Notice that the FCC does not allow fixed devices to operate in adjacent channels and requires portable devices to reduce their peak power. This restriction reduces the amount of “white space” spectrum available to a new ISP considerably. Going back to the LA example, once we removes channels 2, 3, 4, 37 and all adjacent channels from the list of available channels, a “white space” ISP has only16 channels, not 40. Though sixtenn channels provide 96 MHz, an ISP must be prepared to share it with other users like wireless microphones and personal/portable TVBDs.

More white space spectrum is available outside major metro areas but these areas also have abundant and inexpensive PCS, Cellular and AWS spectrum. Despite its better propogation characterstics, Unlicensed TV band spectrum does not cover much more than licensed PCS or AWS spectrum because the transmit power of unlicensed TVBDs is limited. As a result, an operator/ISP that deploys a proven 3G/4G technology in licensed bands is guaranteed to do better than on ISP that uses yet-to-be developed “white space” technology.

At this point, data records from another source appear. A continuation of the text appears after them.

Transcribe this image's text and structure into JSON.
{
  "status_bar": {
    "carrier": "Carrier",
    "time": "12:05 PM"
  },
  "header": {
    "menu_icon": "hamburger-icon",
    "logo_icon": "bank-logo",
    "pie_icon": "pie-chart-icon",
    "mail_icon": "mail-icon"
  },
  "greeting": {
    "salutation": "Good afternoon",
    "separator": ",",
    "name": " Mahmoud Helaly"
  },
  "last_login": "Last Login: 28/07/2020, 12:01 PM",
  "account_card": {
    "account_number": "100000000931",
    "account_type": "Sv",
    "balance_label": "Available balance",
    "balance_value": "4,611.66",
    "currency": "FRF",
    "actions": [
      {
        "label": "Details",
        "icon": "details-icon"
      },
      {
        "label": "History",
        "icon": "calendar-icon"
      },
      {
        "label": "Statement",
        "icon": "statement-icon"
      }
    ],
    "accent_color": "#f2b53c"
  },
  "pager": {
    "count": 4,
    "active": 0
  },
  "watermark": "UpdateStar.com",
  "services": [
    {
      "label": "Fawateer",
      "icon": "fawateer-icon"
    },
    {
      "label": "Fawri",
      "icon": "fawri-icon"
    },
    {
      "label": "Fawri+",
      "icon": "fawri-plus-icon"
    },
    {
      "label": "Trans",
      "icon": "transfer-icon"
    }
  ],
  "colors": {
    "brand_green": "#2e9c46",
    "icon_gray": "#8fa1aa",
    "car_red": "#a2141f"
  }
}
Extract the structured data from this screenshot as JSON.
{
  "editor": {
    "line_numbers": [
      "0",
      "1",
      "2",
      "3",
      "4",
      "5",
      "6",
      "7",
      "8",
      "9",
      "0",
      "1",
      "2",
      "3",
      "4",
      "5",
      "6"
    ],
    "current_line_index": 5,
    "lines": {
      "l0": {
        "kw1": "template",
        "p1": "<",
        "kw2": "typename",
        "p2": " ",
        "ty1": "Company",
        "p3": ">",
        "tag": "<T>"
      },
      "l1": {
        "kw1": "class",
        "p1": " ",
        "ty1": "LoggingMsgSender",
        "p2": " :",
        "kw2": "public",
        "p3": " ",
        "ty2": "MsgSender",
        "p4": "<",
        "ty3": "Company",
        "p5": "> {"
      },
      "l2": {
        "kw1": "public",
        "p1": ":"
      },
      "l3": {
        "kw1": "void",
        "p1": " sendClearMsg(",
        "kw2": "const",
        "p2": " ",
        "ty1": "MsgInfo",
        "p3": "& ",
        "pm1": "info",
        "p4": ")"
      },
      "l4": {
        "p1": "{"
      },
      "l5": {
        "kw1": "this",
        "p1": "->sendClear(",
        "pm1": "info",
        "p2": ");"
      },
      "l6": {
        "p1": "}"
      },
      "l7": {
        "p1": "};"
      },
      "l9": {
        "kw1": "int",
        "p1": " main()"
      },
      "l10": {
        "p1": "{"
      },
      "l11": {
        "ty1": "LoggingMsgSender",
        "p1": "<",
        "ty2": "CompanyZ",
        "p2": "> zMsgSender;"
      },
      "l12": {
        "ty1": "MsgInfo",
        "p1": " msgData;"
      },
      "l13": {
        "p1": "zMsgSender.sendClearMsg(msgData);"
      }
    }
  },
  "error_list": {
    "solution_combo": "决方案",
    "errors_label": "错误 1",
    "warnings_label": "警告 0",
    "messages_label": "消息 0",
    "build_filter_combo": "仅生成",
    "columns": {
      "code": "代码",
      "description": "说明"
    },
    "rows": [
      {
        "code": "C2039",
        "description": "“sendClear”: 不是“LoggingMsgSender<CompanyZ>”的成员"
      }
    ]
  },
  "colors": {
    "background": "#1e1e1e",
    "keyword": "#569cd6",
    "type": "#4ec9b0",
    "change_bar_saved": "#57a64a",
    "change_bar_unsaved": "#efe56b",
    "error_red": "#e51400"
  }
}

Any ISP using it in a large metropolitan area will also have to contend with three to four established competitors (cable, DSL, WiMAX and LTE). Technology required to build a commercial white space system is barely on the drawing board. The IEEE standard (802.22) that is being developed for white spaces is far from completion and in its current state does not meet FCC rules.  Even if lots of vendors get behind this standard, it will be at least four years before commercial base stations and devices can be available at reasonable price points. By that time, it is debatable how much unmet demand will exist, in the US or outside.

I think things can be more interesting for personal/portable devices, but that is the topic of another blog entry.